Over the course of the pilot, internal champions and SMEs are developed. Often joined with external coaches, this team supports product teams adapting and adopting the new DevOps system. It is the role of external coaches and technical SMEs continue to challenge assumptions that internal champions and experts have grown blind to. They also can provide guidance and training on new tools, techniques, and/or practices as they are introduced. Internal champions built during the Pilot stage are critical to scaling. These internal champions help navigate the organization and political structure. They make key decisions around when and how hard to push. They are the de facto leaders of change. Internal technical SMEs add credibility to the solutions. They also provide new teams with technical support and oversight. They are the hands-on experts proving that this is possible.
As the team builds a solution, they collect feedback and measure the results against the local, group, and enterprise goals. Champions share success stories of early wins that are then extended by SMEs to support dependent applications and teams. As success patterns and processes begin to emerge, new operating fabrics or cultures begin to become the standard. Over time, momentum transforms the enterprise until the old way is either non-existent or retaining a minimal footprint. This process is often referred to as bi-model IT. For additional information on how to implement change in this type of model, I recommend “the Knowing Doing Gap by Pfeffer and Sutton. It recommends the following strategies that I use regularly:
- Be clear about why? If you can’t articulate why you are doing something, then how will other people follow?
- Do more and teach more. We learn by doing and build mastery by helping others.
- Expect failure, drive out fear. Expect some work to be thrown away. Just because you are throwing it away doesn’t mean it has no value.
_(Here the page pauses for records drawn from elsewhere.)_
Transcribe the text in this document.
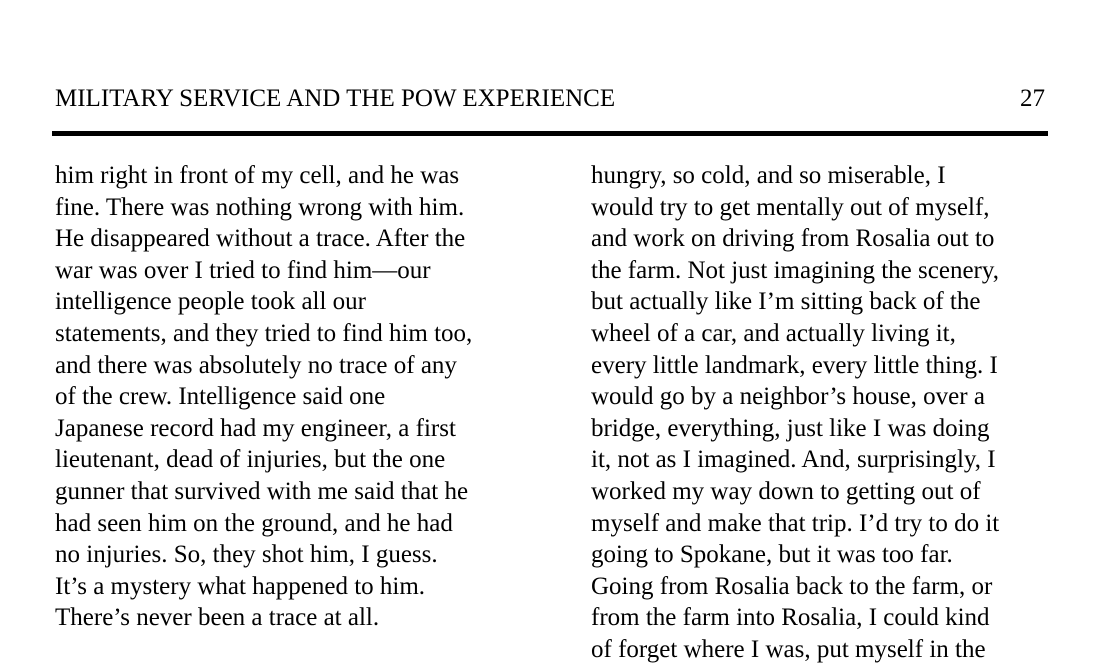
MILITARY SERVICE AND THE POW EXPERIENCE	27
him right in front of my cell, and he was
fine. There was nothing wrong with him.
He disappeared without a trace. After the
war was over I tried to find him—our
intelligence people took all our
statements, and they tried to find him too,
and there was absolutely no trace of any
of the crew. Intelligence said one
Japanese record had my engineer, a first
lieutenant, dead of injuries, but the one
gunner that survived with me said that he
had seen him on the ground, and he had
no injuries. So, they shot him, I guess.
It’s a mystery what happened to him.
There’s never been a trace at all.
hungry, so cold, and so miserable, I
would try to get mentally out of myself,
and work on driving from Rosalia out to
the farm. Not just imagining the scenery,
but actually like I’m sitting back of the
wheel of a car, and actually living it,
every little landmark, every little thing. I
would go by a neighbor’s house, over a
bridge, everything, just like I was doing
it, not as I imagined. And, surprisingly, I
worked my way down to getting out of
myself and make that trip. I’d try to do it
going to Spokane, but it was too far.
Going from Rosalia back to the farm, or
from the farm into Rosalia, I could kind
of forget where I was, put myself in the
Capture your lessons learned and don’t make the same mistake again later.
- Collaborate and listen more; compete less (internally). Internal competition is typically misused creating friction and boundaries between departments and teams. As a result time is wasted and money could be better spent to create new value. New product ideas should compete, departments should collaborate.
“Valley of Despair”
The valley of despair is a dip in adoption or momentum that occurs as all cool new ideas are confronted by the overwhelming inertia of the legacy culture. You can’t skip it, jump over it, or go around it. You need to go through it. The longer you stay in the valley, the more likely your change effort will fail. All change efforts go through the valley. The depth of dip and breadth of chasm are typically proportional to how big and revolutionary a change is. In simple terms, the valley of despair is the amount of time and effort it takes to take to transform something cool and exciting into normal and routine. Remember, you are trying to transform culture. You are trying to create new habits of success.
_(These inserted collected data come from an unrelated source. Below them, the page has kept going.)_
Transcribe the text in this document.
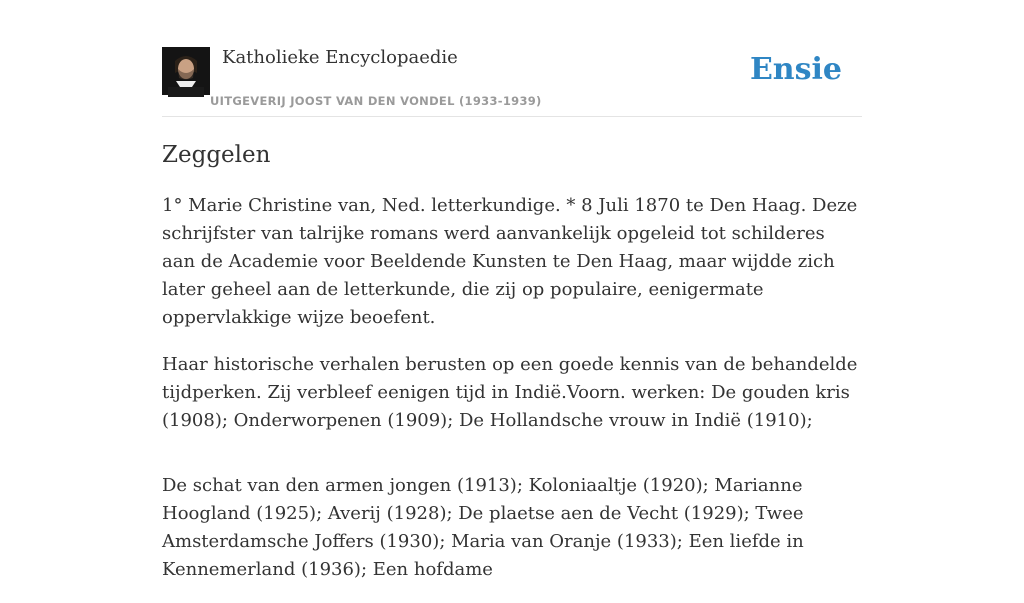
Katholieke Encyclopaedie
UITGEVERIJ JOOST VAN DEN VONDEL (1933-1939)
Ensie
Zeggelen

1° Marie Christine van, Ned. letterkundige. * 8 Juli 1870 te Den Haag. Deze schrijfster van talrijke romans werd aanvankelijk opgeleid tot schilderes aan de Academie voor Beeldende Kunsten te Den Haag, maar wijdde zich later geheel aan de letterkunde, die zij op populaire, eenigermate oppervlakkige wijze beoefent.

Haar historische verhalen berusten op een goede kennis van de behandelde tijdperken. Zij verbleef eenigen tijd in Indië.Voorn. werken: De gouden kris (1908); Onderworpenen (1909); De Hollandsche vrouw in Indië (1910);

De schat van den armen jongen (1913); Koloniaaltje (1920); Marianne Hoogland (1925); Averij (1928); De plaetse aen de Vecht (1929); Twee Amsterdamsche Joffers (1930); Maria van Oranje (1933); Een liefde in Kennemerland (1936); Een hofdame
I liken this process to that of learning to ride a bicycle. As you start, there is nothing but sheer excitement. The training wheels are off; there is lots of support and energy from your family or friends; you are sitting on your bike smiling at the top of a small hill and start rolling down. You are riding and it is cool! This is just like building a DevOps prototype. Things are cool and exciting and you are seeing some early success.
Then you start to wobble. You lose some speed. Lose balance. And crash. It hurts – pride mostly — and you get up yelling at the bike, mad at your family or friends for making you try, and swearing you will never do it again. You are in the valley of despair. Just like your attempt to get another team to use your “new DevOps way”. If you don’t get back on the bike, you never learn to ride. Convincing you to get back on the bike and try again is hard. Just like DevOps.
It isn’t until you can pedal, balance, and steer without thinking about it that you really start enjoying riding a bike. Just like DevOps. It takes courage and perseverance to overcome the valley of despair.
Evolving the Enterprise
The most common pitfall most enterprises fall into when investing in DevOps is to recreate the same system you have today with more automation and a few people with DevOps in their title. My favorite example of this came from a key note at this year’s OpenStack Summit in Austin, the speaker talked of a company wanting to improve their release time from 44 days. They made a significant investment in cloud technologies and automation. After a number of months and a lot of money, they were able to release in 42 days. Needless to say, this wasn’t the result they were looking for. If your sponsors, champions, coaches, and SMEs aren’t willing and able to challenge the status quo and introduce new, imperfect, and at times incomplete systems, processes, and practices they will be doomed to recreate the same mess you are trying to replace. Remember the existing system is your knit sweater! It is resistant to change.
So how do you EVOLVE these systems? And more importantly, how do you build a system that can respond to change?
We have all heard the DevOps mantra. Start small & Build; Measure; Learn. This model it is not new. It is basic scientific method simply applied to IT and application delivery. With the exception of AWS and Sticky Notes, it is how nearly all cool things where developed. While some of the ideas might sound revolutionary like continuous delivery, the pathway to achieving DevOps-at-Scale is much more evolutionary. It starts with recognizing and committing to two things:
First, adopting a DevOps culture is big. It will and does impact nearly every facet of IT. Remember the simple goal of improving deployment frequency from 90 to 28 days. Making that shift requires both the participation and expertise from Development, QA, Operations, Infrastructure, DBAs, Enterprise Architecture, PMO, BizOps, Security, Compliance, Release Mgmt, and more. These groups need to collaborate – even when painful – to ensure that all perspectives are considered since all these team play a critical role in getting to Production. The focus needs to shift from “I did my part.” to “we have new working software running in production available to users”. Anything short of working software in production doesn’t create value for the enterprise. It is nothing more than work-in-progress. If you find yourself focused on anything short of working software in production, you are likely being constrained by “the old way”.
Second, build tool chains for change. Recognizing, that different technology stacks and applications will require different tooling to achieve DevOps or continuous delivery automation goals, the platform architecture must be extensible by design. In other words, a robust API layer must surround the workflows enabling a variety of tools and technologies to support the activities of each step or stage. For example, the build step in your DEV stage may be completed by Jenkins for open source projects and MS build for .NET projects. Both are valid tools and both need to be supported by your platform.. Forcing development teams to pick one over the other will cause productivity issues and potentially resentment in the developer community. The goal is to build tools and process where it is easier to meet expectation and harder to work around the system.
Policy and Standards
When solving complex steps like security, compliance, etc. don’t design and build for the entire enterprise application portfolio. Start with a single application. As more applications are on-boarded into the new model, look for patterns across types of applications, platforms, solutions suites, etc. Promote patterns up the policy stack to maximize reuse of associated testing frameworks and test cases. Using this model, the enterprise-wide layer should be very thin and lightweight as it needs to be relevant for ALL applications. Use feedback loops between development teams and architecture and policy teams to keep standards evergreen.
If you take nothing else from this long posting, walk away understanding that changing the enterprise is possible. It isn’t easy; there is no magic tool or wand; and many times it will hurt. Despite these and other challenges, the pathway to change is proven and using the three keys that will help accelerate your DevOps journey, namely measure your results, radiate your success, and evolve the organization.